I am finding that I cannot assign a negative weight to some rewards without triggering an assert in the LearningRewardObject file. My hope is that I could use rewards as penalties simply by giving them a negative weight (but perhaps this is not a good idea and the assert is protecting me from that?)
However, digging through the LearningAgentsRewards code, I see some mixing and possibly bugs of Scale
vs. Weight
variables. The reward functions like ScalarSimilarityReward
, ScalarPositionSimilarityReward
, etc., should all assert when Scale
is non-positive, but they are sometimes asserting when Weight
is non-positive (at least, for what was called weight when I supplied it back when I setup the reward).
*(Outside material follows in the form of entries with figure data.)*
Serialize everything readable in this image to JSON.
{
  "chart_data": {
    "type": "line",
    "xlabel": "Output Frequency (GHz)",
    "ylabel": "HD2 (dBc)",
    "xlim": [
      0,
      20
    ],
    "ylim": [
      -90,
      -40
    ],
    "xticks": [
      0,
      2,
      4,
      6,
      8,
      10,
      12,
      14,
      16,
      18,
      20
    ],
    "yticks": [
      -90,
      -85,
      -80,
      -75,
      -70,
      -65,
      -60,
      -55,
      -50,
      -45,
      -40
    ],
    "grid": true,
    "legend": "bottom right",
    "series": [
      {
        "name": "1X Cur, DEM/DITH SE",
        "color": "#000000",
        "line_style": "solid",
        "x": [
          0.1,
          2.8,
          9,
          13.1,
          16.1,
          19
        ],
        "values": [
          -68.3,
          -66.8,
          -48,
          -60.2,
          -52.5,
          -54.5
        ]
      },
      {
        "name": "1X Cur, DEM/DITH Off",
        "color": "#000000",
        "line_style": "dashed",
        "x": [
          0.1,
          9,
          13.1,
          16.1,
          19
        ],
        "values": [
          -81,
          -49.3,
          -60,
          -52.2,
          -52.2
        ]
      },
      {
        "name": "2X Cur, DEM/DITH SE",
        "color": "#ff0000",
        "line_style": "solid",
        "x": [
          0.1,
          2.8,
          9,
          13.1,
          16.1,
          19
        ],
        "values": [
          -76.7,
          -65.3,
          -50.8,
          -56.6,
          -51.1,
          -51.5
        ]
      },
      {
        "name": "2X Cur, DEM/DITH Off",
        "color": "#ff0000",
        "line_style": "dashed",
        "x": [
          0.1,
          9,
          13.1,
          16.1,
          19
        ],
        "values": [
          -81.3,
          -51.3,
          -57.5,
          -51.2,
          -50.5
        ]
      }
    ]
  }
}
Here’s my specific situation:
float PositionSimilarityReward(
const FVector Position0, const FVector Position1, const float Scale,
const float Threshold, const float Weight, const float Epsilon
) {
UE_LEARNING_ARRAY_VALUE_CHECK(Scale > 0.0f);
return Weight * DistanceToReward(FMath::Max(FVector::Distance(Position0, Position1) - Threshold, 0.0f) / FMath::Max(Scale, Epsilon));
}
The UE_LEARNING_ARRAY_VALUE_CHECK will assert on a non-positive Scale
. Weight is a different variable here and it is not checked so, I should be able to set Weight
negative to make this a penalty instead of a reward.
In my code I am doing the following:
AgentProximityPenalty = UPositionArraySimilarityReward::AddPositionArraySimilarityReward(this,
"AgentProximityPenalty", AgentProximityCount, 100.0f, -0.25
);
I’m trying to use the Position Array Similarity Reward as a penalty instead by assigning a Weight
of -0.25 while Scale
(in this context) is still the default of 100.0f.
When I do this, it triggers the above assert. I can’t quite unravel all the templates and macros to figure out where Weight
and Scale
became swapped (or even confirm that is what is happening) but really, the assert should only be triggering if the SCALE is negative, not the weight. So somewhere, the value of weight seems to have become scale (and I don’t think that is intended).
It might be time for me to get this building from source and see if I can definitively diagnose and fix this! Then I could point you to a pull request or something and you could probably more easily tell me if I’m crazy, but for now, wanted to document this here.